Manager vs IC: Which Path Fits Me
Five years in, standing at the fork. Still don't have an answer.
My team lead asked the question
During a 1:1, the team lead casually asked: "What direction do you want to go next year?" It was roundabout, but the meaning was clear. Manager track, or stay as an IC (Individual Contributor)?
Year five. I knew this question was coming. But when it actually landed, I couldn't answer. Said "let me think about it." A month later, I still don't have a conclusion.
What changes if I become a manager
I observed our team lead. Three to four meetings daily. The person who responds most on Slack is the lead. Coding time appears to be near zero. Instead: schedule coordination, stakeholder communication, performance management, hiring interviews.

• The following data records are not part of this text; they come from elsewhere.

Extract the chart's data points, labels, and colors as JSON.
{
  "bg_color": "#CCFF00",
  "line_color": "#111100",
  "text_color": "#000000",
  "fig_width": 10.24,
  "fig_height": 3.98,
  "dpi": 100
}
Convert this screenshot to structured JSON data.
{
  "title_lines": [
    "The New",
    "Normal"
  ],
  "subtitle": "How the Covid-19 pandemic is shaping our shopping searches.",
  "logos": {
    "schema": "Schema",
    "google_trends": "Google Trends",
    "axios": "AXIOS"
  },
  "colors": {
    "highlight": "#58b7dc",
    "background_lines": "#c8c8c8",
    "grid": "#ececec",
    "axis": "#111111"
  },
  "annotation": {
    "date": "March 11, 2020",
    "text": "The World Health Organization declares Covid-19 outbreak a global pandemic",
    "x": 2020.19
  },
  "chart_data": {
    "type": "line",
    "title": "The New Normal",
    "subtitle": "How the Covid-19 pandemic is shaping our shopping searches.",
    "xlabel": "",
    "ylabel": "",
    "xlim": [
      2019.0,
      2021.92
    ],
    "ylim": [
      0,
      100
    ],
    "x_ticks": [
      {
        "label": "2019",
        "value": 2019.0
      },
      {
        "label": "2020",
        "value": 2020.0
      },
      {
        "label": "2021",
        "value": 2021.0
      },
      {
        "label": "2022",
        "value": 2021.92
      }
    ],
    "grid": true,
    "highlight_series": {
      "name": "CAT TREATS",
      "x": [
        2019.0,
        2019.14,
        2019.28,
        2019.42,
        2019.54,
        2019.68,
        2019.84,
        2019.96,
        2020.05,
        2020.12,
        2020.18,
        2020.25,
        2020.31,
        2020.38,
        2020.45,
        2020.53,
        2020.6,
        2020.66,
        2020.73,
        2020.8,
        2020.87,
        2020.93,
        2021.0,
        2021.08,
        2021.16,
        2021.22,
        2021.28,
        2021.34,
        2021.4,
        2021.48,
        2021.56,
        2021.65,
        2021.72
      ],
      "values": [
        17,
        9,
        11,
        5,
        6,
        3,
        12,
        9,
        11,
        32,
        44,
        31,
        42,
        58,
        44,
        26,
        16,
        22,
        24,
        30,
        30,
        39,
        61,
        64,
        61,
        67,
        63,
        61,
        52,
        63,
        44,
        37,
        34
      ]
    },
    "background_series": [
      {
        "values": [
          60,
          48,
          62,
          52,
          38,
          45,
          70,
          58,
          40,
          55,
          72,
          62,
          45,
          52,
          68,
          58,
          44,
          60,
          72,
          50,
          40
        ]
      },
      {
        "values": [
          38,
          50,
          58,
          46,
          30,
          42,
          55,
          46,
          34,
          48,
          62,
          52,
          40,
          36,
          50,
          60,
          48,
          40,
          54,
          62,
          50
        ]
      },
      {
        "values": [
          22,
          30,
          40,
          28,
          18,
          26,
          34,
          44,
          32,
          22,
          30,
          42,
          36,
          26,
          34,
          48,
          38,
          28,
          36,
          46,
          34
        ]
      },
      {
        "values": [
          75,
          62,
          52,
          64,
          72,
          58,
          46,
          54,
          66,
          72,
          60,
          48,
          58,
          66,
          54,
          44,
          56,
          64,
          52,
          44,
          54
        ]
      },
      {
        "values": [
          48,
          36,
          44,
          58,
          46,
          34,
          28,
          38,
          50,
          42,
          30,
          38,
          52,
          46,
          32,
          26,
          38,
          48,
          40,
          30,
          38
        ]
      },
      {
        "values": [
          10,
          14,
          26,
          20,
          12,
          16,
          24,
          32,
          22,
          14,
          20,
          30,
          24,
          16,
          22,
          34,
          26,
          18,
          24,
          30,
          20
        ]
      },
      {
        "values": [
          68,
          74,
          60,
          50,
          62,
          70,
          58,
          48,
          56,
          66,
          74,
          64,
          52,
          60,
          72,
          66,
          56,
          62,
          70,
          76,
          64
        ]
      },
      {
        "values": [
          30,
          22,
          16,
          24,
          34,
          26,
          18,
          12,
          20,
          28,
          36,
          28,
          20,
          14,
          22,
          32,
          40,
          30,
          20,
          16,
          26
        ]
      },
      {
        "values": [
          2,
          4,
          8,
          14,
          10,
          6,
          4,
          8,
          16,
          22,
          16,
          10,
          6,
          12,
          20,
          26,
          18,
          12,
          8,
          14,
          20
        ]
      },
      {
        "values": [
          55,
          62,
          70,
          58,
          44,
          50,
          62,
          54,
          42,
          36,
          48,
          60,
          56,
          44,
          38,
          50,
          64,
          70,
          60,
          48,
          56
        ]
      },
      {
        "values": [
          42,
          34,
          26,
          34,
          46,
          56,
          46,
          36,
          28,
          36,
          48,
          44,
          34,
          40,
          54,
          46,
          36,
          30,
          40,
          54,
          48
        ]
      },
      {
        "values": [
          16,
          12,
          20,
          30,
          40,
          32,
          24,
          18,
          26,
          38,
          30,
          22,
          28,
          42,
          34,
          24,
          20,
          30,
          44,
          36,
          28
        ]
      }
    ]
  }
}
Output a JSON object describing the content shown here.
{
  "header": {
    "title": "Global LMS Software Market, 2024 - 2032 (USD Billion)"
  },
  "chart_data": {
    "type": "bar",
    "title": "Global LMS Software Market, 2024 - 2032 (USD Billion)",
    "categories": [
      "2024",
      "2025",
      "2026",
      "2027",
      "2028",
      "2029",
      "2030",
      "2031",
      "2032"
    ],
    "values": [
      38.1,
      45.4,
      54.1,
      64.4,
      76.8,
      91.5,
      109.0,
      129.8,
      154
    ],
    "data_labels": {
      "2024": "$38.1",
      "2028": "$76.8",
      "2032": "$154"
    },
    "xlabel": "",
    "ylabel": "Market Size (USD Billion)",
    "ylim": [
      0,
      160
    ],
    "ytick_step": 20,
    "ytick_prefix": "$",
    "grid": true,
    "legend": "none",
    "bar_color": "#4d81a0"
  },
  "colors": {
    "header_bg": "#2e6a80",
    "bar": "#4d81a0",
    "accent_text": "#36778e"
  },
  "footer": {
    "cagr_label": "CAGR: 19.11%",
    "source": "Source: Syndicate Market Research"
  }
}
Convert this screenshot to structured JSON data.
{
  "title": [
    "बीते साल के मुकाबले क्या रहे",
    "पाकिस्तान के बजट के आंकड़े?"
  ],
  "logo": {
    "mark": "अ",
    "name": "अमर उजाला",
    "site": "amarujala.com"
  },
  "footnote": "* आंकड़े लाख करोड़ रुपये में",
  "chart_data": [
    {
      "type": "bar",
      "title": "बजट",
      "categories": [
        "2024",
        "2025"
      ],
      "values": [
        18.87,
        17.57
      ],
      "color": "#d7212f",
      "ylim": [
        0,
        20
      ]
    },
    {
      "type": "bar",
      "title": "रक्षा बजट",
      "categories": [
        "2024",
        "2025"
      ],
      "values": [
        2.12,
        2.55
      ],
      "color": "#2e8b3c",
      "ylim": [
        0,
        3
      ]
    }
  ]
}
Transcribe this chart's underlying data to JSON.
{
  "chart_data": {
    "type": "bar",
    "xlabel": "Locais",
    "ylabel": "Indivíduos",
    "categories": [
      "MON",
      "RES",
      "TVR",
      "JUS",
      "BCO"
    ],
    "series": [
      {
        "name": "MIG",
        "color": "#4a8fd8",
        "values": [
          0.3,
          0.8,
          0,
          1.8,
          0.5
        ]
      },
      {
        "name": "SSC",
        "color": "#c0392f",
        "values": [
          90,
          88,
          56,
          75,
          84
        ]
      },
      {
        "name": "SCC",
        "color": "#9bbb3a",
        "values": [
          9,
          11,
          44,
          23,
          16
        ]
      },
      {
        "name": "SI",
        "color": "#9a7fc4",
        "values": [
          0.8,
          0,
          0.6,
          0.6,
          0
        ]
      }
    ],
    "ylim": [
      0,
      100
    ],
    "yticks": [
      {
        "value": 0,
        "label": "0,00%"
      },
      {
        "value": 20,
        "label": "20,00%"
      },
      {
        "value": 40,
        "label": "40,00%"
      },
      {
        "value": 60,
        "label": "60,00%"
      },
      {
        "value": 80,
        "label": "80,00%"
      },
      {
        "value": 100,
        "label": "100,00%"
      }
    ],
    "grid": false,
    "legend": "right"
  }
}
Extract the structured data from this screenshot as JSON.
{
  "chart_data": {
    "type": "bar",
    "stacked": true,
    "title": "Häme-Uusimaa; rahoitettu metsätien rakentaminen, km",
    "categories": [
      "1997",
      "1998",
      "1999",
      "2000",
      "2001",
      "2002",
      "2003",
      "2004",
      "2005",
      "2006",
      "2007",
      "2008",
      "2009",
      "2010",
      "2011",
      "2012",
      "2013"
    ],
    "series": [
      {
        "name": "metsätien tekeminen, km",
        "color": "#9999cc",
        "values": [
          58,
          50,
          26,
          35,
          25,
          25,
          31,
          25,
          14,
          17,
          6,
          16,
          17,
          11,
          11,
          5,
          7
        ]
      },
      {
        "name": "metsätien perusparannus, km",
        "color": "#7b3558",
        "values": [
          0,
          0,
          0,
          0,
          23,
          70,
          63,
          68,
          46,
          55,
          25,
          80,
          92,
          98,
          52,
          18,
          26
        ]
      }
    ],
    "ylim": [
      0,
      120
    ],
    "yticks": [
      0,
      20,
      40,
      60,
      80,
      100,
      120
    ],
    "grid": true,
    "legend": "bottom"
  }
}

I asked directly: "Don't you miss coding?" The answer was unexpected. "I did at first, but I realized that keeping 6 team members running smoothly has more impact than me writing code alone." I understand it intellectually. Emotionally, not yet.
Are there limits to staying IC
In Korean IT companies, clear career paths for senior ICs are rare. Large companies have Principal Engineer or Staff Engineer titles, but at smaller companies, "Senior Developer" is often followed directly by "Team Lead."
Compensation differs too. Comparing managers and ICs at the same tenure, managers earn about 15-20% more according to surveys I've seen. (Varies by company.) Money alone shouldn't drive the decision, but it's hard to ignore.
And I keep hearing from senior colleagues that surviving as an IC gets harder with age. In your 40s, if you're still coding, people wonder "why haven't you become a manager yet?" I'm not sure if this is uniquely Korean or universal.
Would I even be good at managing
Honestly, I'm not confident. In conflict situations, I often don't know what to do. Could I mediate disagreements between team members, or give constructive feedback to someone underperforming?
And I'm the type who loses awareness of surroundings when focused. Three hours vanish when I'm coding. Becoming a manager means that flow time disappears. Am I ready to give that up? Not yet.
On the other hand, deciding technical direction and shaping a team's development culture sounds interesting. Being a manager isn't just "management."
What about the hybrid approach
A lot of people hope for "coding and managing," but I've heard repeatedly that it doesn't work in practice. You end up doing both halfway. From the team's perspective, "our lead missed an issue because they were busy coding" breeds resentment.
Small teams (3-4 people) might be different. Less management overhead. Our team is 6, and the lead says managing 6 people while also coding is unrealistic.
I looked at how others did it
Searched developer communities for people who've been IC for 10+ years. Abroad, many companies have clear IC paths: Staff Engineer, Principal Engineer. Compensation is equal to or even higher than managers in some cases.
But in Korean startups, I've almost never seen that. Maybe at the big tech companies (the so-called "NAVER-Kakao-LINE-Coupang-Baemin" tier), but at my company's scale, after Senior comes Team Lead. If there's no IC path, it's ultimately manager or leave. That's a worry too.
A senior told me "you have to try management to know it doesn't fit." Probably true, but I worry about whether you can actually come back. I've heard switching from manager back to IC isn't easy.
Still no conclusion
A month of thinking and I still don't know. I'll probably tell the lead "I want to keep growing as an IC this year, let's revisit next year." I know that's deferring the decision. But starting the manager path without conviction could make both me and the team miserable.
One thing I'm sure of: the desire to keep coding is still strong. I don't know how long that lasts, but that's where I am right now.
Anyway, I need an answer by the next 1:1. More thinking to do.